Die 10 Schwerter als emotionaler Ratschlag machten ihr und mir allerdings deutlich, dass solche Gedanken nicht gerade hilfreich, sondern eher schädlich wären. So würde sie nie den „Klangstrom“ erreichen, der alle 3 bisher gezogenen Karten wie ein Leitmotiv durchfloss. Bezüglich der nützlichen Hintergrundinformation kam Hedda beim Anblick der 5 Stäbe sofort der Austausch oder Wettstreit mit anderen in den Sinn.
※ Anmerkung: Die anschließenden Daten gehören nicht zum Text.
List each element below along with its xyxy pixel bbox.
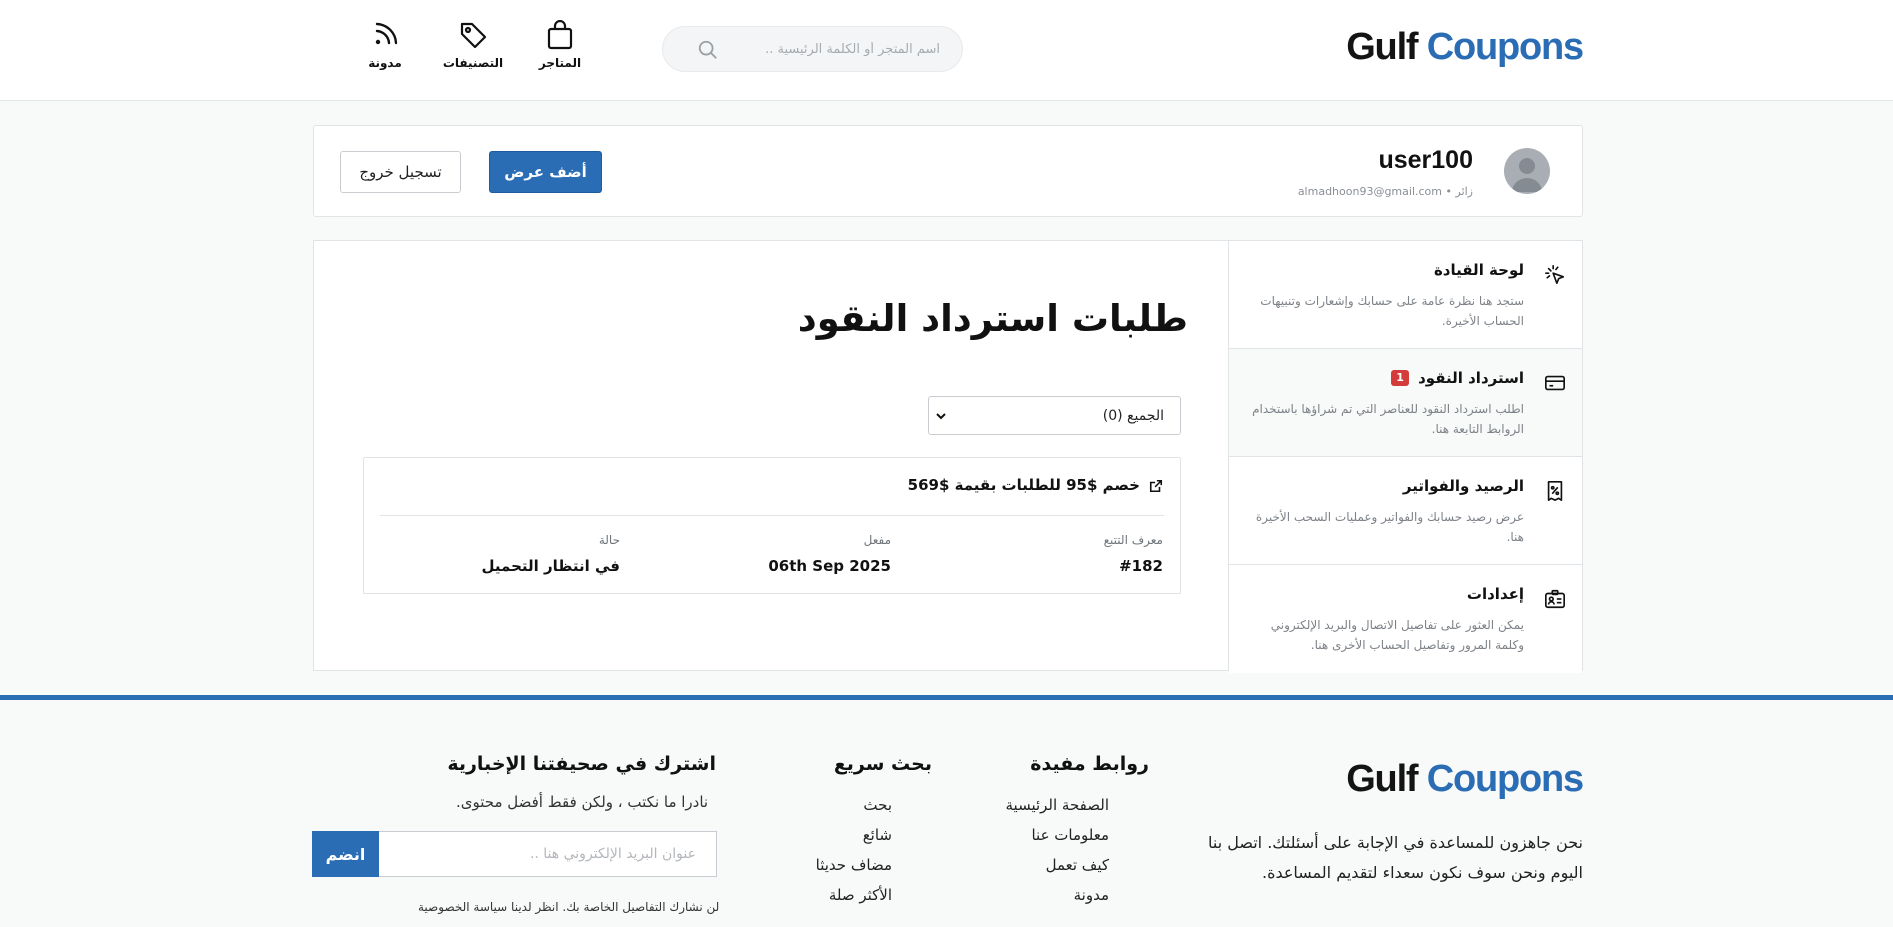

Sollte sie endlich mal die Aufnahmeprüfung in einem Chor wagen, dem sie sich sehr gern anschließen würde? Was aber, wenn sie abgelehnt werden würde? Ein Gedanke, der ihr beim betrachten der 5 Schwerter – die Karte des Beginns – sofort durch den Kopf schoss. „Der kuckt so fies!,“ meinte sie, „man wird mich auslachen.“
„Und wenn schon,“ ermutigte ich sie, „auf der Karte sieht man doch deutlich, dass der, der verspottet wird, am Ende der ist, der Trost erfährt. Und – in der 5 wie auch in der 10 Schwerter geht es sehr oft darum, Gedankenmantren abzulegen, die uns in einer Angelegenheit hinderlich sind. Einfach einen Neuanlauf machen ist oft eine gute Taktik.“ Bald darauf musste Hedda aufbrechen, offensichtlich nicht wirklich überzeugt. Aber die Bilder vom „mäßigenden Engel“ und dem überfließenden Stimm-Gral ließen sie nicht mehr los. Einige Wochen später überwand sie ihre Angst und stellte sich der Gesangsprüfung… Das ist nun schon länger her. Jetzt tritt sie gerade im Weihnachtsoratorium auf. 15 Kilo leichter als früher. Und sie singt wie ein Engel.